Please let me know if you think that my question is not well-defined.
Is there any value $n$ such that the number of sets of size $n$ is neither $\color\red0$ nor $\color\red1$ nor $\color\red\infty$?
A few examples:
- For size $n=\frac12$, there are $\color\red0$ sets of this size
- For size $n=0$, there is exactly $\color\red1$ set of this size: $\emptyset$
- For size $n=\infty$, there are $\color\red\infty$ly many sets of this size:
- $\mathbb{N}$
- $\mathbb{R}$
- $\mathbb{R}\backslash\mathbb{N}$
- $\mathbb{R}\times\mathbb{N}$
- $\{2n\mid n\in\mathbb{N}\}$
- $\{2^n\mid n\in\mathbb{N}\}$
- $\dots$
Can it be proved that no value of $n$ yields a different number of sets of size $n$?
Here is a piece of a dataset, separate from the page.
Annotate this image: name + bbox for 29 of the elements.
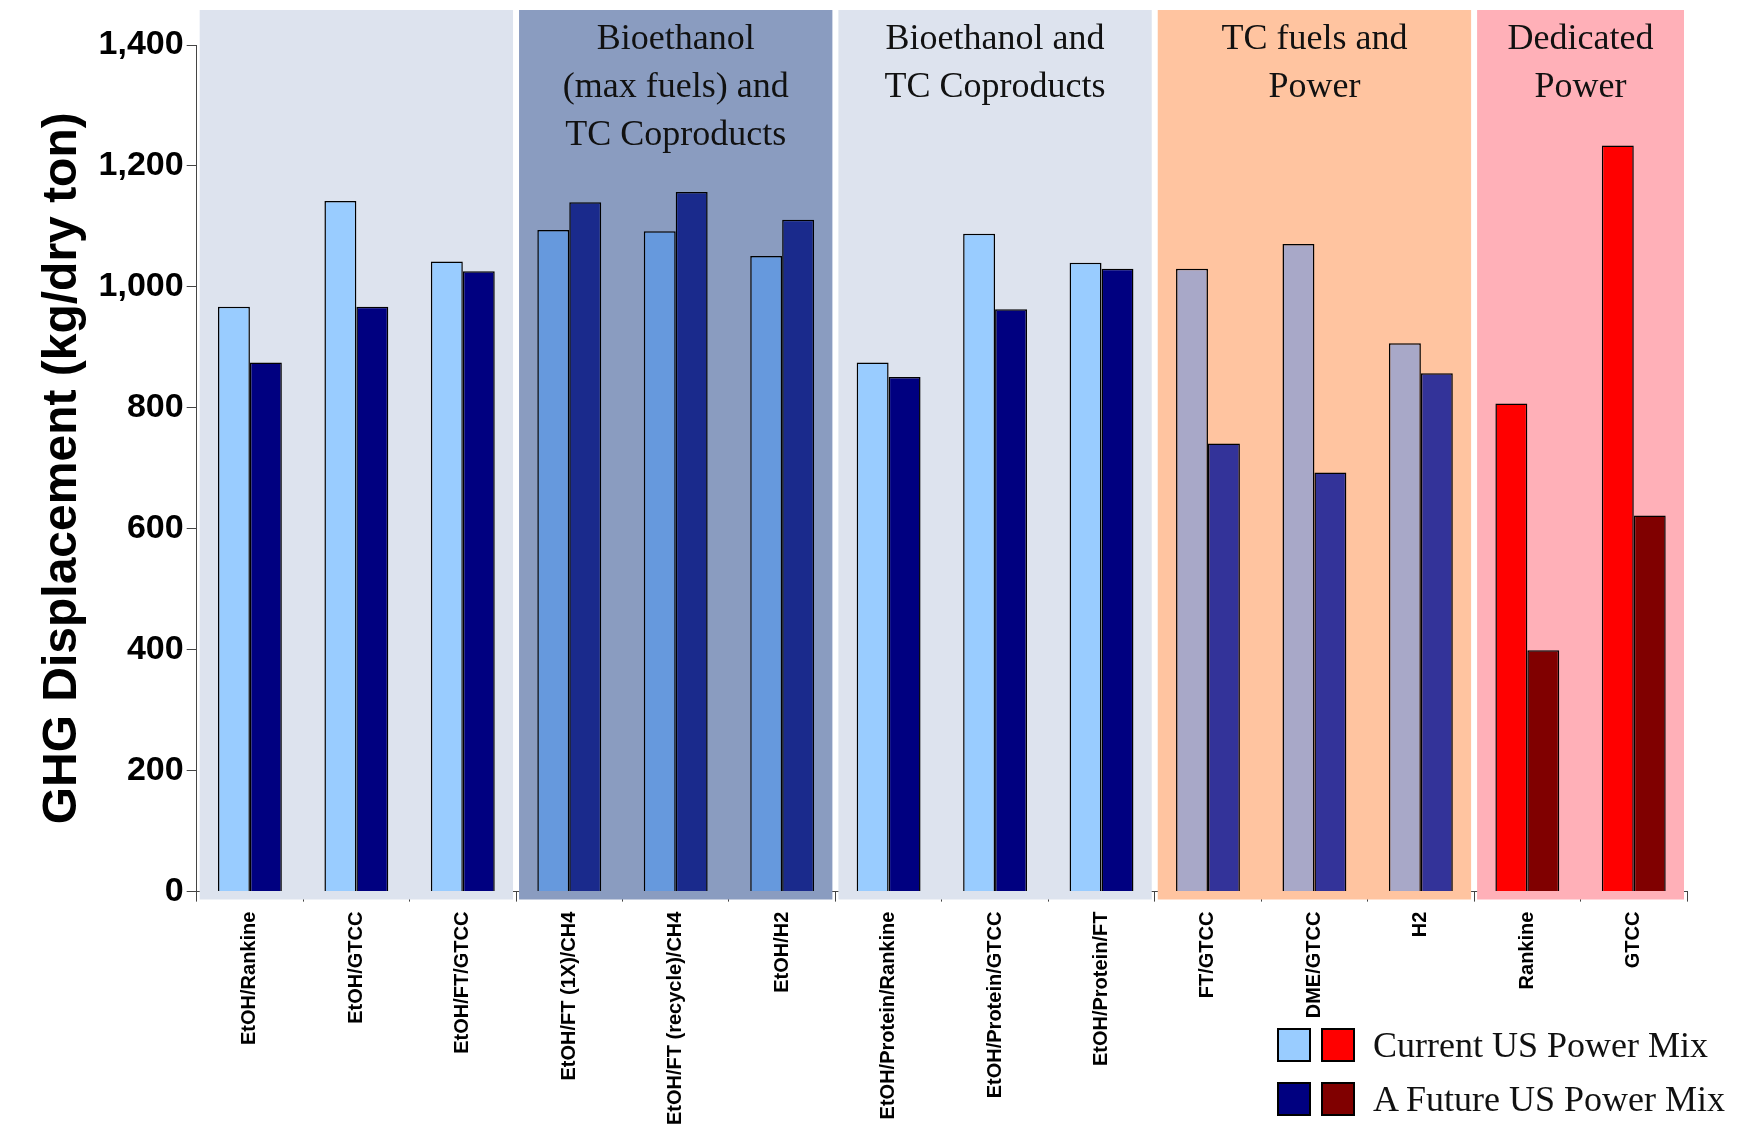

Your question is not entirely defined.
For starters, "size" is only relevant when you consider cardinals. $\frac12$ is no more a cardinal, than
ais a letter of the Hebrew alphabet. You could argue that there are no words in Hebrew which start with the letter $\pi$, as well. And you'd be technically right, but the question comes off as odd. Simliarly, $\infty$ is not a cardinal either, and what you might mean is "infinite".To your question, if I understand it correctly: Yes, there is exactly one empty set; and for every other cardinal there is a proper class of different sets: if $A$ is a set of certain size, then $A\times\{0\}\neq A$ and they are equipotent. So for any non-empty cardinal there are so many sets of that cardinality, they don't even form a collection we can measure its size (technically, anyway).